RETAIL sales staged a surprise rally last month after shoppers were tempted back to the shops by the steepest fall in prices since 2002.
Sales volumes jumped to a better-than-expected 0.8% in October, compared to the month before when they fell 0.4%, according to the Office for National Statistics (ONS).
The key drivers were petrol, clothing and grocery sales, which demonstrates that the ongoing supermarket price war is attracting customers.
Over the year average store prices fell 1.5%, the largest fall for 12 years, forced down by reductions in petrol prices.

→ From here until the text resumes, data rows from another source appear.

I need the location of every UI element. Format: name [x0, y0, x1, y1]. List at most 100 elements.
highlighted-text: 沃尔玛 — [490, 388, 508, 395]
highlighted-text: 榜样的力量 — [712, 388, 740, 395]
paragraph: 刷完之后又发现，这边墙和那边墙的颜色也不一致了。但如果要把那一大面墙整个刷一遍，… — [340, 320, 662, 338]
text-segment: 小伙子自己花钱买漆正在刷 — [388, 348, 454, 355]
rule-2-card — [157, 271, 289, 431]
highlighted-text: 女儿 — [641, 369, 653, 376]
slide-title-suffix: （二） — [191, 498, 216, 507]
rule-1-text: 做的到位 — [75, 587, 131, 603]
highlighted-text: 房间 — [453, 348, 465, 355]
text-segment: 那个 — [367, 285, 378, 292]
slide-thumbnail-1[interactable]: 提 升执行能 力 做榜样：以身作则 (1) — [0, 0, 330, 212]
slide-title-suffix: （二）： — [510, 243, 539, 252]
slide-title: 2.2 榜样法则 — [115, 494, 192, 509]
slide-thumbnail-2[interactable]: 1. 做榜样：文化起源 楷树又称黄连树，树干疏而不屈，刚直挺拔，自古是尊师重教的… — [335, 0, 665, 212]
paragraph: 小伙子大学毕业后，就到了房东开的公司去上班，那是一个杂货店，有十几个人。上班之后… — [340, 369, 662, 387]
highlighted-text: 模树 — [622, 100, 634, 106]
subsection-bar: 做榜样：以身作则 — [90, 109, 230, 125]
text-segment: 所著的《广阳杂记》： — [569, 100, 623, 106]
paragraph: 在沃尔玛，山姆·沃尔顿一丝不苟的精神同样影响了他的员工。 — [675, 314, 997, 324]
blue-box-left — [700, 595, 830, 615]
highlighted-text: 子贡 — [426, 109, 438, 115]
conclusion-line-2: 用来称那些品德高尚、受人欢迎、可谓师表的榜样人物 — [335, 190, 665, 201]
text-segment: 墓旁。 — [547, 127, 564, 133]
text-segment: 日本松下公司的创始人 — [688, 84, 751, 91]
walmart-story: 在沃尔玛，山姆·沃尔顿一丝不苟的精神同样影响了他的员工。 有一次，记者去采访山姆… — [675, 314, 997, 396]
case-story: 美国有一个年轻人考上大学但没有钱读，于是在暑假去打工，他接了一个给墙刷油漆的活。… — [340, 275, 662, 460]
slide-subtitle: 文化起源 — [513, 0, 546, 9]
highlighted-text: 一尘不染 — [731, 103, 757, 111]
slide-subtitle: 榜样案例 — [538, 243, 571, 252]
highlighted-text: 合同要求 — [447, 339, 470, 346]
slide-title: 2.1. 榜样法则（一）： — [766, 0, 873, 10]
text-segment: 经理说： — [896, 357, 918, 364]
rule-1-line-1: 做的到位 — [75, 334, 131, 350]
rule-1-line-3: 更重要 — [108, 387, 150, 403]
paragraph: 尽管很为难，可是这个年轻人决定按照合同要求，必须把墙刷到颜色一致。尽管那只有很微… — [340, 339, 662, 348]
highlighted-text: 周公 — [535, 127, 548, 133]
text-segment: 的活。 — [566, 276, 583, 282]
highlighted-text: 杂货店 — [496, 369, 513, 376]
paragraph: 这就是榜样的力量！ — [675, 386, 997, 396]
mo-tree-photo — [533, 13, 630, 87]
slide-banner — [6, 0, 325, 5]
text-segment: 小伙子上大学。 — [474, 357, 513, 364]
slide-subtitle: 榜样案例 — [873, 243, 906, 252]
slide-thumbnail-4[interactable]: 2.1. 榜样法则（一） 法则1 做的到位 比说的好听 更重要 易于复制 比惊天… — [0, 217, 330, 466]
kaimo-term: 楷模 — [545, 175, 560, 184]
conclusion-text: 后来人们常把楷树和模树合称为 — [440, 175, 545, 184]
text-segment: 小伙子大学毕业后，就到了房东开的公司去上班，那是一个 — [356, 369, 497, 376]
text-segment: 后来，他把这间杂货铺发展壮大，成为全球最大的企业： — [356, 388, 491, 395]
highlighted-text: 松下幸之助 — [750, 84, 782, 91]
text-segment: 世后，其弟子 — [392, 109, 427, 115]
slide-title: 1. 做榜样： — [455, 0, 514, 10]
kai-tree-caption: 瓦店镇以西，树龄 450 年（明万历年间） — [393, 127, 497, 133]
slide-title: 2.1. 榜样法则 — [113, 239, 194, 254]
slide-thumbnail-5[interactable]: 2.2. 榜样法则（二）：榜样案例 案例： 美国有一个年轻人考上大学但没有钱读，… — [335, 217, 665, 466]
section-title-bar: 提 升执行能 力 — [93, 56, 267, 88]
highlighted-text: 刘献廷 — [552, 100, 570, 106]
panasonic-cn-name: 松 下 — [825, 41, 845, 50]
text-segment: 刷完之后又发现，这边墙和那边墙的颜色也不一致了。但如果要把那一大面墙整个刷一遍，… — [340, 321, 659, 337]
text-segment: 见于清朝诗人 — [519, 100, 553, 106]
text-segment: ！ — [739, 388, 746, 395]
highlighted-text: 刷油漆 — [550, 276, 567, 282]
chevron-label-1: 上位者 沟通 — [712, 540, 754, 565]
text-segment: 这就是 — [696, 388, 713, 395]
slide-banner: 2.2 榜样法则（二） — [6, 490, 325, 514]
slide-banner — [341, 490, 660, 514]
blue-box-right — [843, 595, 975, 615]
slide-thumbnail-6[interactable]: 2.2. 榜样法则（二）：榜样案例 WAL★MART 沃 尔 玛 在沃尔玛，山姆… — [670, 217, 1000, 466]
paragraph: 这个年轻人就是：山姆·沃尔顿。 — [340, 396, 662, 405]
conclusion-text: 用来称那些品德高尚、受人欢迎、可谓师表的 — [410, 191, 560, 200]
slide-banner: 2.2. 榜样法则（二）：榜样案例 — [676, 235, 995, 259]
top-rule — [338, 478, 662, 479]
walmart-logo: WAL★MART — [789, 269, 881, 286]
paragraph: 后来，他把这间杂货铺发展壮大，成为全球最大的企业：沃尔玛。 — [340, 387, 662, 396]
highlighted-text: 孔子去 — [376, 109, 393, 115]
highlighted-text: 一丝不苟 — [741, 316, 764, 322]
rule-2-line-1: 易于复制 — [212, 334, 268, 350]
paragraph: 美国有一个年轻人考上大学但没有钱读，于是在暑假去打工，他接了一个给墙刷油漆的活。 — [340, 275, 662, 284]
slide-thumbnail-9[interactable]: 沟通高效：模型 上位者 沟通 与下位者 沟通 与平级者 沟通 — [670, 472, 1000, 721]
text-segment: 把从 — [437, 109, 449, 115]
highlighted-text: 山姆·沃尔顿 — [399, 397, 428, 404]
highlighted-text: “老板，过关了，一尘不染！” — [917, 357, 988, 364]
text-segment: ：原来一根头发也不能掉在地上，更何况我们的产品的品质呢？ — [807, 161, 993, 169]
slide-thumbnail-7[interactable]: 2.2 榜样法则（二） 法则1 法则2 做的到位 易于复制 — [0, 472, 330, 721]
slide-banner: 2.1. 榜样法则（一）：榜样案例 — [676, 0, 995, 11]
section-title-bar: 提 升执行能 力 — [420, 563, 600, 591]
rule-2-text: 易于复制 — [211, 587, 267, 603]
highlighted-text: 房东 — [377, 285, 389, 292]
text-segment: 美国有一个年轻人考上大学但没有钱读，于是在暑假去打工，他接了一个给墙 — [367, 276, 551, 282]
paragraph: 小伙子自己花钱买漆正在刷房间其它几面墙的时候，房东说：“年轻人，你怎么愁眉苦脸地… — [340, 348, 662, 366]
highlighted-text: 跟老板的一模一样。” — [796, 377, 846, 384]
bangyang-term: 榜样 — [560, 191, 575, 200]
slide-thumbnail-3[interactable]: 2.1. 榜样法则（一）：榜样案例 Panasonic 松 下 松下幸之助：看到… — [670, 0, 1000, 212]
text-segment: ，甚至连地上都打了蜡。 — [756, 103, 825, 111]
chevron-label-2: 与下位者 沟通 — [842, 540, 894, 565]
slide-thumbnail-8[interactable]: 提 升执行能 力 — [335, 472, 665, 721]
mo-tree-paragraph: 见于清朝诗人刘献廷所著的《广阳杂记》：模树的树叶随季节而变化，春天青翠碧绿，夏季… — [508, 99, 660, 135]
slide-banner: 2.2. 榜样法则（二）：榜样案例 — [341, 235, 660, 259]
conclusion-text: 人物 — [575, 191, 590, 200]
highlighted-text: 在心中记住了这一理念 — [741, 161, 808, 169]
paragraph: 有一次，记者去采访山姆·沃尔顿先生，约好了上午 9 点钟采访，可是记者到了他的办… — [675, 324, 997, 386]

Taken over a 12-month period sales volumes rose 4.3% in October, compared to an expected 3.8%. Monthly sales volumes were expected to rise by 0.3%.
The report said the reduction in petrol prices was the sharpest since the end of 2010.
Consumer Price Index inflation edged up to 1.3% earlier this week but the Bank of England expects the figure will probably dip below 1% in the coming months - and that interest rates will not be raised until well into 2015.
Pay when excluding bonuses is rising by 1.3%, with the Bank forecasting pay to lift by an average of 3.25% in 2015.
Markit chief economist Chris Williamson said: “UK retail sales rebounded in October, and rising wages and lower interest rate expectations bode well for further robust sales growth in the coming months.”
But he added: “The improvement in sales volumes also in part reflects aggressive discounting, especially among the supermarkets, rather than solely being driven by increased demand.”
Last week supermarkets Sainsbury’s and Asda both reported falls in like-for-like sales, with Asda posting its worst performance in nearly a decade.
World First chief economist Jeremy Cook said: “While there is a case to be made for a good Christmas for consumers - with sales discounts likely to open earlier and be deeper than years before - the outlook for the high street as a whole is not a good one.”
IHS Global Insight chief UK economist Howard Archer added that October’s strong retail sales may mean the Bank of England could end up raising interest rates from their historic 0.5% low in August rather than later in 2015.